Rating: D
Dir: Michael Moutsatsos
Star: Rick Ryan, Joshua Salazar Falat, Jose Garcia, Sandra Elaine
It’s a bold move to start promoting your anthology of Christmas horror in summer. I guess it could be considered as counter-programming, and on that basis it worked. I was curious enough to bite, deciding to schedule my review on the calendar’s direct opposite of Christmas Day. Perhaps if I had been more in the festive spirit – it’s forecast to reach 110 F here in Arizona this week – I might have been more receptive to psychotic psantas. But, to be honest, I think it’s just that there’s not a lot that works here.

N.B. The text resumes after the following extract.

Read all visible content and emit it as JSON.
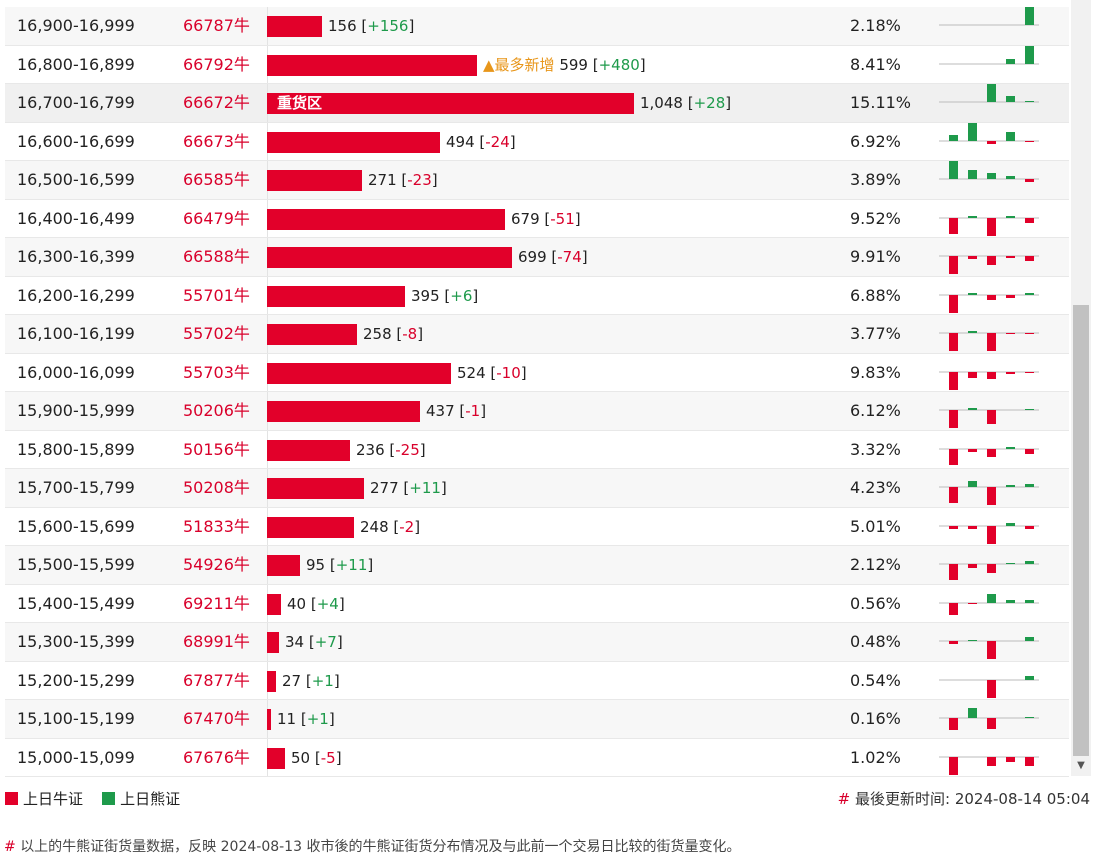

Less than half the segments are anything approaching interesting, and that’s with a fairly generous use of the term “interesting”.
It begins with something at least unusual: Santa Claud wandering around Hollywood Boulevard waving a blood-stained machete (top). It probably says a lot about Tinseltown that people are fairly chill with this. No prizes for guessing the contents of the gift-wrapped box he’s carrying, especially if you’ve seen Se7en. The problems begin with the post-Hollywood intro and first trio of sections, which are all more or less versions on the same theme: people wander around the woods until they meet someone or something, murderous and vaguely festive. They get captured, tortured and murdered. I’m sorry, but slapping a Santa hat on your mediocre slasher short, really does not do anything to improve it. I’m surprised I have to explain this, but here we are.
The foley is particularly unconvincing and terrible. It stands out particularly, because the audio generally on the film is decent, especially considering the amount of outdoor shooting. While there are somewhat different flavours of victims to be found here – hikers, a famous actor, film-makers scoping out locations – none of them merit your attention. I was beginning to wonder if all of the segments were going to take place in the forest, presumably for reasons of poverty. Fortunately, we move back into the city, albeit with a recycled actor, for #4, Demonic Intentions. This is an improvement simply by not being people getting killed in the woods. Instead it’s a man who is going insane in his apartment, pushed over the edge by having been born on Christmas Day, so consequently getting stiffed for presents.
Finally, is the best segment, A Doll to Die For, in which the psychotic Wendy kidnaps a man, believing him to be Santa Claus, and punishes him for having repeatedly failed to bring her the toy she wanted. These are likely the two best performances in the whole movie, so having them in the same chapter certainly elevates things. It is, however, the poster child for “too little, too late.” One of the film’s producers is Phil Herman, and we’ve reviewed his own anthologies before, most relevantly, I Slay on Christmas. They tend to be zero-budget done right, typically with a sense of fun which I find endearing. It’s lacking here, and this is very much a grind, only rarely getting into the necessary festive spirit.